Cypress Peperomia enjoys warm environments. This stems from its native habitat which is tropical in nature.

The plant comes from the West Indies and South America. Both countries have warm to hot weather all year round.

As such, your Cypress Peperomia has evolved to be accustomed to this.

Its ideal temperatures is between 65 and 75 degrees Fahrenheit, which is the most common levels found in most homes.

This makes it easy for the plant to adapt to household conditions. And, it reduces the work and adjustments on your part.

One of the most important things about climate care for this plant is avoid the cold.

It cannot tolerate freezing conditions. Thus it won’t survive through snowy winters outside. For this reason most owners keep it as a houseplant.
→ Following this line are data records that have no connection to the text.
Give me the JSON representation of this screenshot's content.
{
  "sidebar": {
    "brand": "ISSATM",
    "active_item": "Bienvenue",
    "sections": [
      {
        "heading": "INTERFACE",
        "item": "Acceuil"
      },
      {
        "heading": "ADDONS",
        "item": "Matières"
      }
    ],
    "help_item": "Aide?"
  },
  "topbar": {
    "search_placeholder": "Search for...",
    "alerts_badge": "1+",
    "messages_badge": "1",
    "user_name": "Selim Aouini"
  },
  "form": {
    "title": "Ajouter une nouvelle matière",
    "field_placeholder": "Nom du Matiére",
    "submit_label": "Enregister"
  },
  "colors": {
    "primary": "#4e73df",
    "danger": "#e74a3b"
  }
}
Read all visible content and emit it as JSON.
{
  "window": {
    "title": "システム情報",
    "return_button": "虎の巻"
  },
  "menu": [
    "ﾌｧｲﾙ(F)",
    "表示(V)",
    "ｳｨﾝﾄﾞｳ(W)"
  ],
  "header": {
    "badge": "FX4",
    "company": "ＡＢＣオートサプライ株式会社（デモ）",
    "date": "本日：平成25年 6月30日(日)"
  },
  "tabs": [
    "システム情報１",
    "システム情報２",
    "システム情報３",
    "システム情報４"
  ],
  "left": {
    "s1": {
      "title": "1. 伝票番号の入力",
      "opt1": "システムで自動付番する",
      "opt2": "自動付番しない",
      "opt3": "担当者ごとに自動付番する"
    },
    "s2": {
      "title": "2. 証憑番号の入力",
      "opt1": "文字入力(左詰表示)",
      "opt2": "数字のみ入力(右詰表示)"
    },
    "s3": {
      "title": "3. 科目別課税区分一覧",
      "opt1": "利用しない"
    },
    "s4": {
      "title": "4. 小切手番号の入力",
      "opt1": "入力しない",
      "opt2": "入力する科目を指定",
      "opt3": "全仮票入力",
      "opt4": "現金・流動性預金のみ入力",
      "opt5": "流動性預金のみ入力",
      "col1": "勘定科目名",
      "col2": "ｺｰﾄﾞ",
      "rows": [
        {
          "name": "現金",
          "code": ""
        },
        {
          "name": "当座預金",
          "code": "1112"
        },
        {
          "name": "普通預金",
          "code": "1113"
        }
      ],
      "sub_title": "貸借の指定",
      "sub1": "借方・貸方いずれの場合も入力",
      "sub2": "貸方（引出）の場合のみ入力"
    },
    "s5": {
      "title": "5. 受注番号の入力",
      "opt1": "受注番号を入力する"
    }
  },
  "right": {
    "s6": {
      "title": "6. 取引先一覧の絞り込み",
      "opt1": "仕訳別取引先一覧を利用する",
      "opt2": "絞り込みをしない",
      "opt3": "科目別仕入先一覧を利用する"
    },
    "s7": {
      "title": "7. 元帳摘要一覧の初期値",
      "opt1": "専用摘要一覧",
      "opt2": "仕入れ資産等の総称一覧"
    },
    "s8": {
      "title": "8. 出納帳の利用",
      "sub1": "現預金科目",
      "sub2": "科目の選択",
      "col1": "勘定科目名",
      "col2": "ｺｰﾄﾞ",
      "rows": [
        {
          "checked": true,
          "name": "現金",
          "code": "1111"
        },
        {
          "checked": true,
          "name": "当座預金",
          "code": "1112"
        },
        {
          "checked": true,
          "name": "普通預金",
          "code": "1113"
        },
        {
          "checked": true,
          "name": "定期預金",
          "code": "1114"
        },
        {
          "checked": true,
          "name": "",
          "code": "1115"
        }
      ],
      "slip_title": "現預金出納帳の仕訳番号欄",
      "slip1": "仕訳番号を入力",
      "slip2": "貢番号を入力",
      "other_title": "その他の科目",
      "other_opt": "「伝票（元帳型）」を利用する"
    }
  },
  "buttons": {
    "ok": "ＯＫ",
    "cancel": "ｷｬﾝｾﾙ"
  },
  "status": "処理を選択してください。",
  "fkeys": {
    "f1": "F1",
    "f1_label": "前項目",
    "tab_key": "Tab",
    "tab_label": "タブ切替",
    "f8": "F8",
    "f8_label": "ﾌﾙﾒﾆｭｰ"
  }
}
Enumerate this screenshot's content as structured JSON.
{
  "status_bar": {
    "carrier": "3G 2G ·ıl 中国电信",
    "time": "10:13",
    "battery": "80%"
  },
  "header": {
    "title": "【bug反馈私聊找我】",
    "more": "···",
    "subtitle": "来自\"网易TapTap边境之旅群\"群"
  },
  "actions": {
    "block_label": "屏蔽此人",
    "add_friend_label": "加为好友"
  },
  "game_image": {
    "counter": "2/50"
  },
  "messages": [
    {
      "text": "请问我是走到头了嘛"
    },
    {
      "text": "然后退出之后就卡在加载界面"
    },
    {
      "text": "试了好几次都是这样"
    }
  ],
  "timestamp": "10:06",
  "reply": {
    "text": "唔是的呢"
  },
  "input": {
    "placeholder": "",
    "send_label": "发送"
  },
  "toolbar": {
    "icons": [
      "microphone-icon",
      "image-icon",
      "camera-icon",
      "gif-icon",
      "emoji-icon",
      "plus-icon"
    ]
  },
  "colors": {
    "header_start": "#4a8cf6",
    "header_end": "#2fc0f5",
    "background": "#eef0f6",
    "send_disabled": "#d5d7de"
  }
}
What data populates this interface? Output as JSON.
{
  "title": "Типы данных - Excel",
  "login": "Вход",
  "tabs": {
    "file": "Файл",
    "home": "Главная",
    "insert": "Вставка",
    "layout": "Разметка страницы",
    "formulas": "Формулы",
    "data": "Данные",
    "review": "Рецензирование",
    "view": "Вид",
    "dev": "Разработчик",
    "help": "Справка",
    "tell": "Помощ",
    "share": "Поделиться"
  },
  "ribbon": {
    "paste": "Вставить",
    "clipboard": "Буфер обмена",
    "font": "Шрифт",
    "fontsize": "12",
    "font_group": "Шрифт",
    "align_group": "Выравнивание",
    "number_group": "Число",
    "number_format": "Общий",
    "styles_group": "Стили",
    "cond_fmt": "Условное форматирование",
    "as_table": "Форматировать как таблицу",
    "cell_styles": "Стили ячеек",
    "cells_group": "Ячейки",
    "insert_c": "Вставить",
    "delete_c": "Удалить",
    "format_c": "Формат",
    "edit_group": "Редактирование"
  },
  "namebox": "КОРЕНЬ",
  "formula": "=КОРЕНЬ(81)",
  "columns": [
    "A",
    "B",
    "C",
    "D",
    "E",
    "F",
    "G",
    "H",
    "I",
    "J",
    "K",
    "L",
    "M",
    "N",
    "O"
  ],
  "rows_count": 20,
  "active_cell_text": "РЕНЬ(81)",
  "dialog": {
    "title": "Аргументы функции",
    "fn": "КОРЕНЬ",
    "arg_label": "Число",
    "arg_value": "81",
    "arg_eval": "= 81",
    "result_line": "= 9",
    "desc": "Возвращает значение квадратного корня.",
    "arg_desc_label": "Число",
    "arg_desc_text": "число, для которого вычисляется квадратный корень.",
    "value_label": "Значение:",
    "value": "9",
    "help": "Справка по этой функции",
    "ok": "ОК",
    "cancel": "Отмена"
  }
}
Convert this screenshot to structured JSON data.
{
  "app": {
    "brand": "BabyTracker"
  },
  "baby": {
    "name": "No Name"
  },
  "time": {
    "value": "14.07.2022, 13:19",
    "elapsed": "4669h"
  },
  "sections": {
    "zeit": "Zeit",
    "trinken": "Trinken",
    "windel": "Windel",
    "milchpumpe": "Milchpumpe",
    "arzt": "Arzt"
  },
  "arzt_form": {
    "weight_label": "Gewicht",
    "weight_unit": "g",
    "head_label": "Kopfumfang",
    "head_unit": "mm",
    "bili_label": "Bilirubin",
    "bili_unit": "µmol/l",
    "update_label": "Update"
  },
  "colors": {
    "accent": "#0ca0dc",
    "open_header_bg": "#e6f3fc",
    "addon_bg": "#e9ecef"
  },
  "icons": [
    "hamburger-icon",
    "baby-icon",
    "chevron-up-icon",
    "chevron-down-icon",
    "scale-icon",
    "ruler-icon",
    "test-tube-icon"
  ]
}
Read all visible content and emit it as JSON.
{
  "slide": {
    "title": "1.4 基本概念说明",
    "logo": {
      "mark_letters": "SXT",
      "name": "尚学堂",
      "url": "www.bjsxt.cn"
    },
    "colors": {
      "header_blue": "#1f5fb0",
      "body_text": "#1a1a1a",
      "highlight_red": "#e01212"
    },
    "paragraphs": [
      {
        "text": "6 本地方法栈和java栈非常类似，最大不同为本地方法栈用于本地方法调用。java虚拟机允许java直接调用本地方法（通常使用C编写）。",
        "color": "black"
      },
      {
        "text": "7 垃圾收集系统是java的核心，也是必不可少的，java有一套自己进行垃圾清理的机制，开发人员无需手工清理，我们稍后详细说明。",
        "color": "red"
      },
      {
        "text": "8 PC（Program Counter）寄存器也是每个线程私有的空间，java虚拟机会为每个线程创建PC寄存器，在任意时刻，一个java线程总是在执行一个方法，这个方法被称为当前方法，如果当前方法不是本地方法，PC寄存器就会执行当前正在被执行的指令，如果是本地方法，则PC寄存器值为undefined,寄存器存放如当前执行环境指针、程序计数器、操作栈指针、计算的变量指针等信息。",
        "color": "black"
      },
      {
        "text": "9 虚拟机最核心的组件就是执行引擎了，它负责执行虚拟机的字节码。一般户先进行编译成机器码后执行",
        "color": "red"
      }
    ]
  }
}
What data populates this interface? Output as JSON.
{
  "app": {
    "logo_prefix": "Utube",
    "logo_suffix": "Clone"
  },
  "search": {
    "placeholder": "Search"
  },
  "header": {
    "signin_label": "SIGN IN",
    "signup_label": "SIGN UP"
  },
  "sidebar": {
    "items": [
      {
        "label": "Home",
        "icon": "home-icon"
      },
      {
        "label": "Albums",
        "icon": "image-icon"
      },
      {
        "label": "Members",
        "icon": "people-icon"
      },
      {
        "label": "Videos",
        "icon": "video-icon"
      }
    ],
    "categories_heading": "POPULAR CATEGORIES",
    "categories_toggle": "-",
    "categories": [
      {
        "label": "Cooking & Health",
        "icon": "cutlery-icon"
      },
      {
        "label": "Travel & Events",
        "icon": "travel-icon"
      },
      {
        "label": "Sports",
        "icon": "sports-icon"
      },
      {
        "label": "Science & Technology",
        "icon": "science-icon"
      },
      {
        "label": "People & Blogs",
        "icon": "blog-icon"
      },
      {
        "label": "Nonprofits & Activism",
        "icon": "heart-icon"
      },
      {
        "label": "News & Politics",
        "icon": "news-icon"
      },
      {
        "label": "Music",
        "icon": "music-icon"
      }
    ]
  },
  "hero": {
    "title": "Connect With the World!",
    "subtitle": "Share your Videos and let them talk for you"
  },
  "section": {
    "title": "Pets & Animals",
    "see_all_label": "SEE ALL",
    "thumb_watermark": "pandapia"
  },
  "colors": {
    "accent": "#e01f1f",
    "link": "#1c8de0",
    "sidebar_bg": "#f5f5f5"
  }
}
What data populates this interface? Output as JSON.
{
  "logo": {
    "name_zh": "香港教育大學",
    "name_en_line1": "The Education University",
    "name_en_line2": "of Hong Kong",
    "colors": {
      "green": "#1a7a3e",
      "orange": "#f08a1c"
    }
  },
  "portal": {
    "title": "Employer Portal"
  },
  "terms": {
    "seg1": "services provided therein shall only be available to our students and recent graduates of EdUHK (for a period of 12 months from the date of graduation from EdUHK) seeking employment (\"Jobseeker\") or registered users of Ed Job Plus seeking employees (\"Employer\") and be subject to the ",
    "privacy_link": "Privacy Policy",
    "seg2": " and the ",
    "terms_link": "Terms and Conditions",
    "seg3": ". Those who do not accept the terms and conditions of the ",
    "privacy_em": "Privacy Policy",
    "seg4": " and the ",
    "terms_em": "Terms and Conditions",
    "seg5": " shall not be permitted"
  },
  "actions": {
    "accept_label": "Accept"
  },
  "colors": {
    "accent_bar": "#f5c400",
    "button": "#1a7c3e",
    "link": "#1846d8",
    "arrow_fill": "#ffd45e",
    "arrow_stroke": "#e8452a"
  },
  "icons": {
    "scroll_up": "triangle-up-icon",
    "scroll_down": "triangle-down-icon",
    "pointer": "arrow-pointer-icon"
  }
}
Humidity is likewise another important factor to consider when caring for your Peperomia Glabella. Due to its native habitat, it favors humid environments.

However, it is perfectly happy in average room humidity which is about 40% to 50%.

Again, this makes it easy to care for the plant as you don’t have to worry about doing a lot of things to accommodate it.

But, you do want to check the your home’s humidity levels.

While the average runs between 40% and 50%, many homes have much lower humidity for one reason or another. Often, it is due to where you live.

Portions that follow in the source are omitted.